Потом, как показал случайный опыт, попытка одновременной установки пакетов, имеющих общие зависимости, может вылиться в странные результаты (откуда-то берутся blocker-пакеты) - т.е. по крайней мере то, что зависит от kde, надо ставить после успешной установки kde.

По идее, проще всего ставить все это последовательно.
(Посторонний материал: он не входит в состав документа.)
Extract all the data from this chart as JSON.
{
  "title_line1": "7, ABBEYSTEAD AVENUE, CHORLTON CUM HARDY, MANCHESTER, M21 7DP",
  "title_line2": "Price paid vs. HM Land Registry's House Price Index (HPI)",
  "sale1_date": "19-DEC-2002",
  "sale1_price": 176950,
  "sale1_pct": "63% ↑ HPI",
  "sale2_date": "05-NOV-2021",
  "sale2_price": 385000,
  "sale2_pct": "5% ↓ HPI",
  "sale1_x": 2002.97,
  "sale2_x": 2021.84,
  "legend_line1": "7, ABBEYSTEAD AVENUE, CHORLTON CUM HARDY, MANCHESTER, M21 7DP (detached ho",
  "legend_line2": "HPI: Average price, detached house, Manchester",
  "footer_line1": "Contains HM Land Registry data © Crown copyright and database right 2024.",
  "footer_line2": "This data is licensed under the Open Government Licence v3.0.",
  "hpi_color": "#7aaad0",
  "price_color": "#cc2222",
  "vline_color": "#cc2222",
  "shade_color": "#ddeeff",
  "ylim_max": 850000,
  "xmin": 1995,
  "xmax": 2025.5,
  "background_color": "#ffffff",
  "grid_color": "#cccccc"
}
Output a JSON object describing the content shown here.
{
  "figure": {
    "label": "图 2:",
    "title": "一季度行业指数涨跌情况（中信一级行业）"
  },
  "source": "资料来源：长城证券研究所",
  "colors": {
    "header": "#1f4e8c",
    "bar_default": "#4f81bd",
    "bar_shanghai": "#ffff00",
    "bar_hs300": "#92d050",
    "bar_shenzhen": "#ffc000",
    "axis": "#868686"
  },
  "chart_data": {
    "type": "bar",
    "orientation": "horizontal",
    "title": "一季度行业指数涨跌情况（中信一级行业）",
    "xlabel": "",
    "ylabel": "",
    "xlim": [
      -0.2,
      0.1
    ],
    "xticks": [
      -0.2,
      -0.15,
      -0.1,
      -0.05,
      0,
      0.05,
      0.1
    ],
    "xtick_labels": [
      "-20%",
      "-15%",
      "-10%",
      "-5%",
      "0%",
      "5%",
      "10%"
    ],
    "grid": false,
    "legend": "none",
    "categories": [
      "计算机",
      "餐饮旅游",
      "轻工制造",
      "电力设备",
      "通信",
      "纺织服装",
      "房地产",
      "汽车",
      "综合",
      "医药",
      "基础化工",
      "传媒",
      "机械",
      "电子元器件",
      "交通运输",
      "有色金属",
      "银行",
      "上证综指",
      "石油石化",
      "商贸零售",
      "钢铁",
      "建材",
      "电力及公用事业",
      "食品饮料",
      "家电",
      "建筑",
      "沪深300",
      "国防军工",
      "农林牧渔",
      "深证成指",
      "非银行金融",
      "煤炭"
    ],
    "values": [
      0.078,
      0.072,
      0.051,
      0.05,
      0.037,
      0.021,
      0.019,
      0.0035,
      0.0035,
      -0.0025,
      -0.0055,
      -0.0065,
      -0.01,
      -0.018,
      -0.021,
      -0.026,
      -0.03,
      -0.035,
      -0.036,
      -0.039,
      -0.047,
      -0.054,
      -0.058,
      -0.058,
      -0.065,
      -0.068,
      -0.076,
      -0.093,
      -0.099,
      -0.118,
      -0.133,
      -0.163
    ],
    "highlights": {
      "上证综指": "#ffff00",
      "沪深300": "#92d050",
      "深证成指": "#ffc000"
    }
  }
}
На однопроцессорной машине в этом ничего плохого нет.

Однако дело осложняется тем, что что-то может не поставиться.

1. Если дать "emerge очень большая куча пакетов", то очень велика вероятность того, что где-то в середине или раньше установка прервётся на какой-нибудь ошибке - а то, что от этой ошибки не зависит, поставлено не будет. Этого хочется избежать.

2. Если писать "emerge что-то; emerge что-то ещё; emerge что-то там", то потом будет очень сложно узнавать, возникли ли где-то ошибки, и какие именно (ведь make генерирует тонны сообщений).

3. Если запускать все это в нескольких параллельных консолях, то получаем описанные выше проблемы с синхронизацией.

Как действовать? Не хочу чувствовать себя компьютерной приставкой  :Smile: 

Попутно смежный вопрос: есть ли средство грубо оценить, сколько времени понадобится на установку чего-либо?

equery size, по-видимому, дает размер только для уже установленных пакетов (это совсем не то, что надо),

emerge -pv дает размер только для того, что еще не скачано.

Хотелось бы хотя бы видеть размер для неустановленных пакетов: для скачанных + нескачанных в сумме. Есть ли готовая утилита или опция?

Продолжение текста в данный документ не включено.